Cheetah
- Debut issue cover
- Editor: Lawrence Dietz
- Former editors: Jules Siegel
- Staff writers: Robert Christgau, Ellen Willis
- Categories: Lifestyle
- Frequency: Monthly
- Format: Magazine
- Publisher: Matty Simmons
- Total circulation: 250,000 (1968)
- Founded: October 1967
- Final issue: May 1968
- Company: Twenty First Century Communications, Inc.
- Country: U.S.
- Based in: New York City
- Language: English

= Cheetah (magazine) =

Short-lived American 1960s music magazine

Cheetah was an American rock music and counterculture magazine launched in October 1967. Although influential, its run was short-lived, closing in May 1968. The magazine's name was the result of a licensing deal with the popular Cheetah chain of nightclubs, which in 1967 had outlets in New York City, Los Angeles, Chicago, and Montreal.
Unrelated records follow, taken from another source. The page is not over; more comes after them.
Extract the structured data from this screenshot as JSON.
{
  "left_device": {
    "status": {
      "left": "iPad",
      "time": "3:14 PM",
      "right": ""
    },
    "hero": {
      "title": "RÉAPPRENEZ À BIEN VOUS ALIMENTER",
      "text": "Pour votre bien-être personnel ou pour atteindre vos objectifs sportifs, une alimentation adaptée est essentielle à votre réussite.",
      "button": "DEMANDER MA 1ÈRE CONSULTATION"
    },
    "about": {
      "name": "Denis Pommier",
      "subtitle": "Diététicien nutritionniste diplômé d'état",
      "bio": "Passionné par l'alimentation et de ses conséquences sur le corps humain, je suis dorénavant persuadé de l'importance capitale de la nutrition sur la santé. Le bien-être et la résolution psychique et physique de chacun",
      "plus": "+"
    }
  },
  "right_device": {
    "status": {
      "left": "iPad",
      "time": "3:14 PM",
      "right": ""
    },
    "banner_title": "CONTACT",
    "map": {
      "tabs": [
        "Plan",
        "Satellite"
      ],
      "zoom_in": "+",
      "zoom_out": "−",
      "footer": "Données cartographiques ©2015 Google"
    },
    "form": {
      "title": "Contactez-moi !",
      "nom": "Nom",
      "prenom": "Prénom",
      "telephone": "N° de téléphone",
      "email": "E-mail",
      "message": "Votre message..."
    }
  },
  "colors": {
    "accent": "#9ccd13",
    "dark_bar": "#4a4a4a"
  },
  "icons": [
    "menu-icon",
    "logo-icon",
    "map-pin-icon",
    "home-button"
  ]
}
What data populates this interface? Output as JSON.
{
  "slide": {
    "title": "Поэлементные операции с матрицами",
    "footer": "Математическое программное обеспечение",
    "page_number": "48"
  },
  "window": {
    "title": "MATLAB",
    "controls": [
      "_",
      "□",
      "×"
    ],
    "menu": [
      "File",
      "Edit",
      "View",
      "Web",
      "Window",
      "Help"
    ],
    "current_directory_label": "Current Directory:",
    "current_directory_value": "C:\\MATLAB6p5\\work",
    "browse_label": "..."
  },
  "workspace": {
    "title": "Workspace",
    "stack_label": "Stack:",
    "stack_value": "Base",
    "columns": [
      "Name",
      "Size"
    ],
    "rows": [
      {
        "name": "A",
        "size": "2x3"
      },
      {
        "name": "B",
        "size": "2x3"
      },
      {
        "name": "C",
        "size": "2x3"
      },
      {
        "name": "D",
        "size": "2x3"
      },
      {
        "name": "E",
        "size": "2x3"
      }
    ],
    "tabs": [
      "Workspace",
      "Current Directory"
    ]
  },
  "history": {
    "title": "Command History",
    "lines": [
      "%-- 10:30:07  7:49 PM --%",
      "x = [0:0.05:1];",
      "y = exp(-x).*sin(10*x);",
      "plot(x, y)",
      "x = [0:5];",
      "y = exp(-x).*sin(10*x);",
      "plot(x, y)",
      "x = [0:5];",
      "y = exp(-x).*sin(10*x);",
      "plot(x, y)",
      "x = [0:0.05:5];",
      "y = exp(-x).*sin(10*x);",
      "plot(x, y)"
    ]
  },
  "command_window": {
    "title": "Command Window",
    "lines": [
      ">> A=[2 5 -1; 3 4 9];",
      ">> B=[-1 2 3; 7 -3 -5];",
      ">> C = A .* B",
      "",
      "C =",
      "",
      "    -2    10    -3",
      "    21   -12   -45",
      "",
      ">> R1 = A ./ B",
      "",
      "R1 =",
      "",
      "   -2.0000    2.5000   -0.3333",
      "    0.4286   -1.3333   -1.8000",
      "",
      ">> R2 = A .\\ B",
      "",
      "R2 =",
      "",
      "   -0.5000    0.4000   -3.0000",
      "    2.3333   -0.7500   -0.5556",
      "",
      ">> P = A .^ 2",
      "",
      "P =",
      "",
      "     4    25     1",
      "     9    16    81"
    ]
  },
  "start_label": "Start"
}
Cheetah aimed to fill "a vital gap that exist[ed] between teen- and teeny-bopper publications and such magazines as Playboy and Esquire." Published by Matty Simmons, a founder of Diners Club, and his partner Leonard Mogel, Cheetah was the first project of their Twenty First Century Communications, Inc. (later known as the publisher of National Lampoon).

Acting as Cheetah's first editor was novelist-journalist Jules Siegel (briefly an associate of Beach Boys songwriter Brian Wilson), although he was soon replaced by Lawrence Dietz, assisted by Ellen Willis. At the time, a girlfriend of fellow Cheetah writer and music critic Robert Christgau, Willis went on to become the first rock critic for The New Yorker and later wrote for Rolling Stone, Village Voice, and other papers.